| Bedenken Sie die üblichen Probleme,
die
eine Reise mit sich bringt, wie eine Umstellung der Ernährung,
Sonnenbrand oder Seekrankheit.
Wenn Sie regelmäßig
bestimmte
Medikamente einnehmen müssen, nehmen Sie diese in
ausreichender
Menge mit und bringen Sie einen Brief ihres Hausarztes, der diese
Gesundheitsprobleme beschreibt, damit der Arzt an Bord des Schiffes im
Notfall schnell richtig reagieren kann.
Rechnen Sie mit rauem Seegang. Sollten
Sie
anfällig für die Seekrankheit sein, sprechen Sie vor
der
Reise mit Ihrem Arzt über eine mögliche
medikamentöse
Behandlung und deren Nebenwirkungen.
Um die Seekrankheit zu lindern,
vermeiden
Sie Alkohol, Zigaretten und enge Räume. Die meisten Menschen
fühlen sich besser, wenn Sie an Deck sitzen und den Horizont
beobachten oder einfach nur mit geschlossenen Augen daliegen. Sie
werden sich auch besser fühlen, wenn Sie eine Kleinigkeit, wie
Cracker oder Toast, gegessen haben. Wenn Sie einmal seekrank sind,
werden Tabletten nur noch von geringem Nutzen sein. Der Schiffsarzt
kann Ihnen dann eine Injektion verabreichen.

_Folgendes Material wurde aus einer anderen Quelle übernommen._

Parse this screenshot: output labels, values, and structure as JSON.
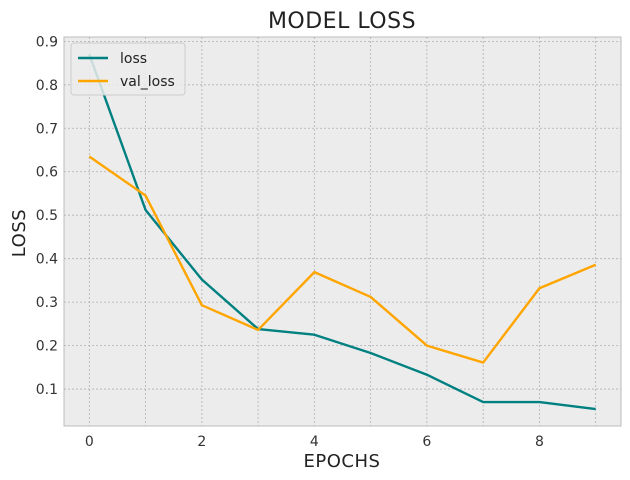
{
  "chart_data": {
    "type": "line",
    "title": "MODEL LOSS",
    "xlabel": "EPOCHS",
    "ylabel": "LOSS",
    "x": [
      0,
      1,
      2,
      3,
      4,
      5,
      6,
      7,
      8,
      9
    ],
    "xlim": [
      -0.45,
      9.45
    ],
    "ylim": [
      0.015,
      0.91
    ],
    "xticks": [
      0,
      2,
      4,
      6,
      8
    ],
    "yticks": [
      0.1,
      0.2,
      0.3,
      0.4,
      0.5,
      0.6,
      0.7,
      0.8,
      0.9
    ],
    "grid": true,
    "legend_position": "top-left",
    "series": [
      {
        "name": "loss",
        "color": "#008080",
        "values": [
          0.87,
          0.512,
          0.352,
          0.238,
          0.225,
          0.183,
          0.133,
          0.07,
          0.07,
          0.054
        ]
      },
      {
        "name": "val_loss",
        "color": "#FFA500",
        "values": [
          0.635,
          0.545,
          0.293,
          0.236,
          0.369,
          0.312,
          0.2,
          0.161,
          0.332,
          0.386
        ]
      }
    ]
  }
}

An Bord des Schiffes befinden sich
zumindest
ein Arzt und ein kleines Hospital mit einer medizinischen
Grundausstattung. Bedenken Sie aber, dass Sie in der Regel
während
der Reise keinen Zugang zu einer großen Klinik an Land haben.
Antarktis-Reiseveranstalter werden Ihnen zudem stets ein Formular
geben, das über Ihren gesundheitlichen Zustand informieren
soll,
und das Ihr Arzt unterschreiben muss. Da Sie in ein abgelegenes Gebiet
mit nur eingeschränkten Behandlungsmöglichkeiten
fahren, ist
dies für den Erfolg Ihrer Reise von größter
Bedeutung!
Sie sollten eine Versicherung abschließen, die die Kosten
einer
medizinischen Behandlung und eines Abtransports abdeckt.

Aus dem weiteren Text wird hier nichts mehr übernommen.